Toda la ciudad estallaba de luz aquella mañana de domingo en primavera. Tras la Misa y el frugal desayuno, un grupo de muchachos cargados con bolsas, maletas y cachivaches, dejaba atrás la gran verja de hierro del colegio, camino del teatro. Nada se dejaba al azar. Viejos uniformes, cascos militares, algún machete y el resto de utensilios del vestuario: pegamento líquido para los bigotes postizos, corchos, cerillas, crema para reproducir las cicatrices, etcétera.

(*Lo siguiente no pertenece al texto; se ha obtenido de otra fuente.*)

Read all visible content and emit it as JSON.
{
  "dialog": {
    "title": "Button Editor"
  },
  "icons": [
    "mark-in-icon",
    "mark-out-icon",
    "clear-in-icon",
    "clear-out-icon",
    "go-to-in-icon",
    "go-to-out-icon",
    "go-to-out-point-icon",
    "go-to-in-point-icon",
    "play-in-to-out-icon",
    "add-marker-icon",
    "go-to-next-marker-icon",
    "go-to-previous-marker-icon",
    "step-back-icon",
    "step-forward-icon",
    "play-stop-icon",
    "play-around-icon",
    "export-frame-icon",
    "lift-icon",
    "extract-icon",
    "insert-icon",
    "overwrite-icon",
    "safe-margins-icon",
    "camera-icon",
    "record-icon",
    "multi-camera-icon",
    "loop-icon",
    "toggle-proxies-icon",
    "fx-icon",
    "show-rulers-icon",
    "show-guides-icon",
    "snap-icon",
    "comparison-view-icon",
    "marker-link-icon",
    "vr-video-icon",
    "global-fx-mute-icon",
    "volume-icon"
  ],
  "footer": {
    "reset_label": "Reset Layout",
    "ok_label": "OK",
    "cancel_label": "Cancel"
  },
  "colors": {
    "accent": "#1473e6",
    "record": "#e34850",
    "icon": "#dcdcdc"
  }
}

Alegres, en animada charla, sin complejos ni miramientos, cruzaron la Plaza del General Saro, hoy Plaza de Andalucía.
A continuación el espectáculo incomparable de palacios encadenados, que es el Real. Poca gente en la calle, alguna viejecita vestida de negro, con su velo y su misal, camino de la iglesia de Santa María, y el vuelo del vencejo en los tejados.
Desde días antes, la gente se embelesaba ante el escaparate de la perfumería Maru admirando el “poster” de Miguel Cano, verdadera obra de arte, que anunciaba la representación de Escuadra hacia la muerte de Alfonso Sastre.
A las once de la mañana, el teatro estaba lleno de un público joven y bullanguero que, con los ojos clavados en el enorme telón rojo, aplaudía, gritaba y pateaba reclamando el inicio de la obra. De una parte, las niñas, luciendo garbo y gracia como un remolino de flores, en el patio de butacas. De otra, los chicos de Úbeda, que celosos de la popularidad de los actores intentaban impedir que la representación discurriera por sus cauces normales. Aquello era un auténtico guirigay. Cada vez que el telón se entreabría discretamente, para comprobar la asistencia, una oleada de pitos, de aullidos y de aplausos irrumpía en la sala. Risas, chillidos, gritos… en fin, el desmadre.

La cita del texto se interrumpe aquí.